Using Computer Vision to Study Chicago Neighborhoods
Social scientists have long theorized that people behave differently depending on how they see their environment. Within my field of criminology, scholars have argued that people have greater ability to take action against crime (calling 911, verbally admonishing a perpetrator, etc.) when they can easily see the objects present in their environment. For example, homeowners are more easily able to detect would-be burglars if the sight-lines from their windows are not obscured by trees. From the same theoretical perspective, it has been argued that people are more motivated to actively respond to crime when they live in an area they perceive to be aesthetically pleasing. Although social scientists have had a lot of ideas about how visual features of places impact behavior, visual features have historically been challenging to measure, making it hard to test such ideas. To address this problem, I have been working with my colleagues in the Environmental Neuroscience Lab to develop computer vision AI models that can “look” at Google Streetview images to tell us about the presence of visual cues that may alter the way people behave.
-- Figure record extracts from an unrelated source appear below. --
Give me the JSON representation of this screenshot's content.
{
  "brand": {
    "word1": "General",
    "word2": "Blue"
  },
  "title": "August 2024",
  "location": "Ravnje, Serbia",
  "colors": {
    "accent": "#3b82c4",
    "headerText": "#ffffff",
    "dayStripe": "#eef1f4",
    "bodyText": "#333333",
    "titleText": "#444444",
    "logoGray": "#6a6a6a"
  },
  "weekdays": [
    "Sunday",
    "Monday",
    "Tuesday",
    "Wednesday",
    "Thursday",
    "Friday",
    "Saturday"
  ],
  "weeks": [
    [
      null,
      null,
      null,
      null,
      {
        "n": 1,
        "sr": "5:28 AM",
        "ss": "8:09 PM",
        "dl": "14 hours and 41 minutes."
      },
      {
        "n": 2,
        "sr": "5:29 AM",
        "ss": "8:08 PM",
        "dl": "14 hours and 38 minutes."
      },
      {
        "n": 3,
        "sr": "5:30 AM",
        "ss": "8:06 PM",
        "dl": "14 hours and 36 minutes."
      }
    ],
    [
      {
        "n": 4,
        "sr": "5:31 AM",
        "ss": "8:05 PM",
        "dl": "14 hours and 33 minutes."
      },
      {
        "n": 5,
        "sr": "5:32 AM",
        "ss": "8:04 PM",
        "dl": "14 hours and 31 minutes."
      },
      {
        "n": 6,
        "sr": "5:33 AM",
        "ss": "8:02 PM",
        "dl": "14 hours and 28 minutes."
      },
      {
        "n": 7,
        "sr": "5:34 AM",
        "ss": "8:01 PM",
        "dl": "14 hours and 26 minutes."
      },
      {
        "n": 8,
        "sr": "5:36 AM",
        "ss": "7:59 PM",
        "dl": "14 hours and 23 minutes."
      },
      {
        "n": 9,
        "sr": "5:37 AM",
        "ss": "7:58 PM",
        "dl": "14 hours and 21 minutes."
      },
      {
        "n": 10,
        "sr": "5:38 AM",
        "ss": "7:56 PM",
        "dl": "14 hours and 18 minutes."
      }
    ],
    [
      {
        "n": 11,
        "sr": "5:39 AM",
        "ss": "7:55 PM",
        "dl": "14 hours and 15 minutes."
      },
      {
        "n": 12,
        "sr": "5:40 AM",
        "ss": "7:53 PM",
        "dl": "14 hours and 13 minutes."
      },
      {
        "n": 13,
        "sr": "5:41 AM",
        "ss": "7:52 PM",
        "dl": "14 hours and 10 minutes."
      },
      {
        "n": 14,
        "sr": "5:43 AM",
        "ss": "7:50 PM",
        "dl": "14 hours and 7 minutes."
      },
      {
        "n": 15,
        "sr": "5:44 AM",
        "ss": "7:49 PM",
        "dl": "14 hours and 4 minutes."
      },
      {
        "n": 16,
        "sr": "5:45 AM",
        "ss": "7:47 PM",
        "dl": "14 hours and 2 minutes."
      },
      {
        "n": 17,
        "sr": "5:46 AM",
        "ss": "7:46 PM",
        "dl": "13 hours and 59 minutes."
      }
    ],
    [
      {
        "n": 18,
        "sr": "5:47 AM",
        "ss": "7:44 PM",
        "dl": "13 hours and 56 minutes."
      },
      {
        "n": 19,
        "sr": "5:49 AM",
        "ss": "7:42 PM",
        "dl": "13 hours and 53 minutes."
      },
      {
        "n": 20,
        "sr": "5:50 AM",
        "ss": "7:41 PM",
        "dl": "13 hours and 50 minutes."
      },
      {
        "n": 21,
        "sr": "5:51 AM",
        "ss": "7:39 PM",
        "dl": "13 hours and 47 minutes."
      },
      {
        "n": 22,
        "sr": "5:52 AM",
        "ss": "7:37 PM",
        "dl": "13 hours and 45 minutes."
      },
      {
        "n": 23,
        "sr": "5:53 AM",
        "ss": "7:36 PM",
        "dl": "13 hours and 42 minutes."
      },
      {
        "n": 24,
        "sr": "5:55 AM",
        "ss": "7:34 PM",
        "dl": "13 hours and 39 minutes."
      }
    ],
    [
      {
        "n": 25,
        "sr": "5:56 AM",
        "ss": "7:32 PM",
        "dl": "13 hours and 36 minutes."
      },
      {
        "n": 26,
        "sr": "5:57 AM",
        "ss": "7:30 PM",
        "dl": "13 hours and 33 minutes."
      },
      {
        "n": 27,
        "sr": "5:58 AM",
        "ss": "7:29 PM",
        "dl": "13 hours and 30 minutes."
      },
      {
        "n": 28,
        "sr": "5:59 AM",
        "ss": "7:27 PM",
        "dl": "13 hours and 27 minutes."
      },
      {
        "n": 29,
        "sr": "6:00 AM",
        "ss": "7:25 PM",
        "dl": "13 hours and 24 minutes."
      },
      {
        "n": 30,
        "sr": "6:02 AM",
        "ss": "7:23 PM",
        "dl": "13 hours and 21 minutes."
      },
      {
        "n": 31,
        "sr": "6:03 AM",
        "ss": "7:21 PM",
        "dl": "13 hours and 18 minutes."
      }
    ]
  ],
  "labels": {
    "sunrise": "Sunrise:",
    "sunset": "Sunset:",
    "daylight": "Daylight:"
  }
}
Measuring Perceptions of Urban Visuals
To train an AI model to look at an image and tell us the information important to us, we need to give it some information about what to look for. For example, if we want to develop a model that can look at an urban image and tell us how easy it is to see through the environment, we need to show it images with varying levels of environmental transparency so the model knows how to interpret the tested images. To create a “training dataset” our AI can learn from, we have created a FastRating Image Task where research participants are shown a grid of Google Streetview images and asked to select the 4 images where they can most easily “see or perceive what’s going on inside of the buildings.” By repeatedly testing image stimuli with many participants, we can rank images across Chicago in terms of their environmental transparency.
Measuring Neighborhoods Visually
While this fast rating task gives us insight into how people perceive visual features such as environmental transparency, it would be unfeasible to have humans rate all 200,000 of the Google Streetview images we have collected across Chicago. As such, we can instead take our smaller sample of human-rated images and show them to a computer vision AI to develop a ResNet-50-based model that can look at any Google Streetview image and assign it an environmental transparency score.
Because each image has an associated GPS coordinate, we are able to identify which neighborhood each image comes from. By averaging scores of images within the same neighborhood, we can then create city-wide neighborhood maps of visual features such as environmental transparency. In the map below, we can see that Chicago’s Loop and North Side neighborhoods, with many densely compacted buildings, tend to have less environmental transparency compared to the rest of Chicago. Sightlines then tend to open up as we move away towards the city’s outskirts and into the suburbs.
Understanding Crime & Behavior
Given that there appears to be a great difference in urban visual features across Chicago neighborhoods, we investigated whether these visual features explain differences in behaviors or social outcomes across communities. By connecting our neighborhood data on visual features to neighborhood crime data provided by the Chicago Police Department, we evaluated if places with certain types of visual features tend to experience more crime. Using structural equation models that allowed us to assess how different neighborhood features lead to crime, we found that neighborhoods that were more visually transparent and aesthetically pleasing tended to experience less violent and non-violent crime even when controlling for residential demographic features associated with crime such as economic disadvantage and segregation.
In the next stage of our research, we are interested in measuring these visual features over time to more directly test if people change their behavior based on the visual cues in their environment. Because our approach allows us to train computer vision models for any visual feature of our choosing, we are excited to broaden our scope to think about how visual features of places more broadly alter the way people think and behave across urban contexts.